In conclusion, we hold that Bennie Swanson’s one-ninth interest in the trusts passes to his wife, his sole heir and beneficiary under his will because (1) his remainder was vested; (2) no condition subsequent occurred prior to the termination of the life estate; (3) there is no language in the will that plainly manifests a contrary intent; and (4) this construction is supported by case law and the applicable common law principles.
Judgment reversed.
All the Justices concur, except Benham, C. J, Sears and Hines, JJ, who dissent.Richard R. Powell, Powell on Real Property, § 20.04 [2] (1998); Restatement of the Law of Property (1936) § 157, comment on clause (c); see also OCGA § 44-6-61.

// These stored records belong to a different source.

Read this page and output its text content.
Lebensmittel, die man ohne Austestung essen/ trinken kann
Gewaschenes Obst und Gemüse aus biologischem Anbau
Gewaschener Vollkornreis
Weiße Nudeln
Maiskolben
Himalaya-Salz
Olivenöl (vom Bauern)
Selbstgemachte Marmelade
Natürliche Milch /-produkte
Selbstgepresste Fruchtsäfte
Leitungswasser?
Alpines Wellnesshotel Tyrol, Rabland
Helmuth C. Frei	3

Powell on Real Property at § 20.04 [2]. Vested remainders may also be indefeasibly vested. A different analysis applies in determining whether a remainder is indefeasibly vested. Remainders subject to partial defeasance are also referred to as vested subject to open. See Restatement of the Law of Property (1936) § 157; William H. Agnor, Future Interests: The Law in Georgia, § 1.5 (1979); Padgett v. Hatton, 200 Ga. 209 (4), 210 (36 SE2d 664) (1946).
Id.
OCGA § 44-6-41.
OCGA § 44-6-66; Verner F. Chaffin, Studies in the Georgia Law of Decedents’ Estates and Future Interests, 369 (1978).
Chaffin, Studies in Georgia Law at 369.
All of the parties agreed that these trusts created a vested remainder in Bennie Swanson.
Exercise of a power of appointment is viewed as operating as a condition subsequent on the remainder in default of appointment. See Powell on Real Property, at § 20.04 [5].
Whether this condition or the condition in the Item V Trust required the child of a remainder beneficiary to survive the life tenant is not an issue in this case as Bennie had no children surviving him.
Compare Lemmons v. Lawson, 266 Ga. 571 (468 SE2d 749) (1996). We improperly construed the will in Lemmons to create a contingent remainder. In fact, it created a vested remainder by naming the sisters-in-law expressly with no condition of survivorship. The will did, however, impose a condition subsequent, which occurred because two of the sisters-in-law did not survive the fife beneficiary. Thus, the Court reached the correct result.
See Chaffin, Studies in Georgia Law at 369 (can create nondescendible defeasible remainders by using very clear conditions of survivorship).
See OCGA § 44-6-63 (a); Armstrong v. Merts, 202 Ga. 483, 492 (43 SE2d 512) (1947) (share of vested remainderman who dies before life tenant passes to his heirs at law or lega*736tees as the case may be).
231 Ga. 49 (200 SE2d 110) (1973).
118 Ga. 573 (45 SE 437) (1903); See also Crossley v. Leslie, 130 Ga. 782 (61 SE 851) (1908) (will devising life estate in land to wife providing “after her death to be sold, and the proceeds to be equally divided between my surviving children and the children of any of my deceased children” construed to create vested remainder in child who survived testator but predeceased life tenant).
266 Ga. 571 (468 SE2d 749) (1996).
See note 10, supra.
Compare Lamb v. NationsBank, 270 Ga. 388 (507 SE2d 457) (1998) (remainder “upon the death of [the life beneficiary]” to “then living” nieces and nephews imposed condition that remainder beneficiary survive life beneficiary).